Natürlich mußte mir da jemand einen 240D genau neben meine Mietschüssel parken, was natürlich wie man sich denken kann das Allerbeste war, um meine Stimmung auf Tauchstation zu bringen. Resigniert setzte ich mich dann auf "meinen" Parkplatz, steckte mir eine Cigarette ins Gesicht und betrachtete wehmütig die Öllache, die sich im Laufe der letzten Monate hier angesammelt hatte und von meinem geliebten Daimler stammte.

Abends vor der Taverne
Träum ich von Dir
Liebstes, in weiter Ferne
Wann kommst Du zu mir?

Mit dem Verkauf des Toten Löwens muß irgendwie etwas schiefgelaufen sein. Das Schild war weg und die Gerüchteküche kochte über. Was ist nur los mir der Russenmafia? Keine Gelder mehr? Wird mal Zeit, daß der derzeitige Wirt die Kurve krazt, wenn es schon nicht abkratzt, aber auch da scheint sich nichts zu tun. Man kann also mit Fug und Recht sagen, daß meine gesamte Situation momentan festgefahren ist. In jeder Beziehung. Es muß irgendwann wieder vorwärtsgehen. Wo der Diesel hämmert, da geht's gewöhnlich vorwärts - und der Teufel, der lacht nur dazu.
Zwei Wochen in L.A. anpacken, dann am 15. wieder zurück nach Detroit. Natürlich pickt man sich die bestbezahlten Arbeiten heraus, was man sich ja mittlerweile erlauben kann. Wenigstens das klappt, wenn auch die Arbeitsmoral nach diesem ganzen Durcheinander auf einem Tiefpunkt angelangt ist. Was mich dazu zwingt ist nur die Hoffnung, bald wieder in einem richtigen Auto über den Highway brettern zu können. Das ist der einzige Ausweg, daher Augen zu und durch.

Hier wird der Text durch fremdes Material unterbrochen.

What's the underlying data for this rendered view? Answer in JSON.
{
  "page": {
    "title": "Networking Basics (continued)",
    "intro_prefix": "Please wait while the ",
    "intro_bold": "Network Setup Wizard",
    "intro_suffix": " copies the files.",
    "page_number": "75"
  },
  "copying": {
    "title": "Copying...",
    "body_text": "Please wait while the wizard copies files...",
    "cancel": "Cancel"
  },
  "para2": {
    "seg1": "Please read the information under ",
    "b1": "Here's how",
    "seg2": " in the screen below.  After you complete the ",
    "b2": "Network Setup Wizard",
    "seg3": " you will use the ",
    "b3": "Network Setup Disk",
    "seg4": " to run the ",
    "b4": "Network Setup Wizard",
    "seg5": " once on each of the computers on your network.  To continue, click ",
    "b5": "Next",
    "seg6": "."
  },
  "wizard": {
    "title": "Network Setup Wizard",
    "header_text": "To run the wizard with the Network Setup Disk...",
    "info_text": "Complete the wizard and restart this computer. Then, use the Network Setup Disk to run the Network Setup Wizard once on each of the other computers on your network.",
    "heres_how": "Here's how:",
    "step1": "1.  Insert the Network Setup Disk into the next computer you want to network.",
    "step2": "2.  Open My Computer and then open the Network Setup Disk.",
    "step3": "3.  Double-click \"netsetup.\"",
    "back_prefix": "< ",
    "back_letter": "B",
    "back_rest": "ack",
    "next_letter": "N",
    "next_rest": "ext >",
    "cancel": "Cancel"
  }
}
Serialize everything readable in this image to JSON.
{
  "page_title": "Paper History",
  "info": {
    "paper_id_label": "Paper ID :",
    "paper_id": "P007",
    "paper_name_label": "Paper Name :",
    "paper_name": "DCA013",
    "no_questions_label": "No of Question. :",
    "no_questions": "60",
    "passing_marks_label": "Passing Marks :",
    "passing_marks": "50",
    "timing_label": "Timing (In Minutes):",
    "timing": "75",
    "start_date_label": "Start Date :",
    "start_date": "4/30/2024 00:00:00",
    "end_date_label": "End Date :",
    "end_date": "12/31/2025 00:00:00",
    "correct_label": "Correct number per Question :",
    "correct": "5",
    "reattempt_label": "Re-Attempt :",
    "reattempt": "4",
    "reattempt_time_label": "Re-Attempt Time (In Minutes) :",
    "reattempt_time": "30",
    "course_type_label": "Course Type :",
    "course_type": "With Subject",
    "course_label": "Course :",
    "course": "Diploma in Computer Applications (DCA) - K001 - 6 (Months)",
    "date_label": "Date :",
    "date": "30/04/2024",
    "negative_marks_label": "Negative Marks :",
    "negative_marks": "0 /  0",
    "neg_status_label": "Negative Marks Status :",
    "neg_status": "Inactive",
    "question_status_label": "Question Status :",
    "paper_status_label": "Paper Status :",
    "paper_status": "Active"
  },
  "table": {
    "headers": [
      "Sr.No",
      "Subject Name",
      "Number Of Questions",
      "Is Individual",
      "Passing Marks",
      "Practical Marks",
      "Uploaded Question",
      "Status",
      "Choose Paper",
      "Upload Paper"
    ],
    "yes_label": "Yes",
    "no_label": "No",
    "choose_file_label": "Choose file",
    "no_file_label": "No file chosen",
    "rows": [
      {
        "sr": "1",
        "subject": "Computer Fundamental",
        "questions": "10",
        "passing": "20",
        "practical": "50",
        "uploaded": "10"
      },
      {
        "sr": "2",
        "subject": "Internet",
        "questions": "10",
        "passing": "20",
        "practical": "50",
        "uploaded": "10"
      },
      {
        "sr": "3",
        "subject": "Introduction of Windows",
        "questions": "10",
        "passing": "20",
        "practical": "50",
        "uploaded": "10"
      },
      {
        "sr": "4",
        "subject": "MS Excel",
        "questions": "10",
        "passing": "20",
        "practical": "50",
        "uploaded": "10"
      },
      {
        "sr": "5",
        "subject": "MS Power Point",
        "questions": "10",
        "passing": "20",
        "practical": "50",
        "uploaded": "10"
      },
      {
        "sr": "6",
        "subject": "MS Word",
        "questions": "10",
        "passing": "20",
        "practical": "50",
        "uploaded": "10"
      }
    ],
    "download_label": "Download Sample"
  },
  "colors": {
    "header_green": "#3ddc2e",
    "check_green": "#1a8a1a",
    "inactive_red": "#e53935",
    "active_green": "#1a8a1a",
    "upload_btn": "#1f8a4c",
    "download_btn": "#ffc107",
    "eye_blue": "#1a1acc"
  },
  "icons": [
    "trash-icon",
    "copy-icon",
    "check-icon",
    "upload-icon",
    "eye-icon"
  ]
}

Diesen in Destroit angestellten Unsinn mit dem michiganesischen Führerschein konnte ich auch gut ausbügeln. Schon allein deswegen angenehmer, weil man hier immer, wenn das Englische versagt, auf Spanisch umschalten kann. In Destroit hülfe einem nichteinmal Swahili weiter. Ich erzählte ihr die Geschichte vom Pferd, daß nämlich die Polizei in Destroit mich angehalten hätte, aber meinen kalifornischen Führerschein nicht akzeptiert hätte, weil das Datum falsch war. Ich hätte also in Michigan einen neuen machen müssen und die hätten mir ein Loch in meinen kalifornischen gestanzt. "Muß ich jetzt die Prüfung noch einmal machen?" "Nein", sagte sie, "sie müssen nicht einmal die Gebühr bezahlen, denn es war nicht ihr Fehler, sondern unserer." Wie schön ist es, zuhaus zu sein. Sie gab mir sogar Vorrang, so, daß ich mich nicht in die endlose Schlange stellen mußte. Leder mußte ich dieses Angebot ausschlagen, denn ich wollte noch warten, bis der Führerschein in Michigan angekommen war, dann hätte ich also doch zwei, auch wenn nur der kalifornische Gültigkeit besaß. Mehr wollte ich doch nicht. "Dankeschön, vielen Dank auch, ich liebe dieses Land..."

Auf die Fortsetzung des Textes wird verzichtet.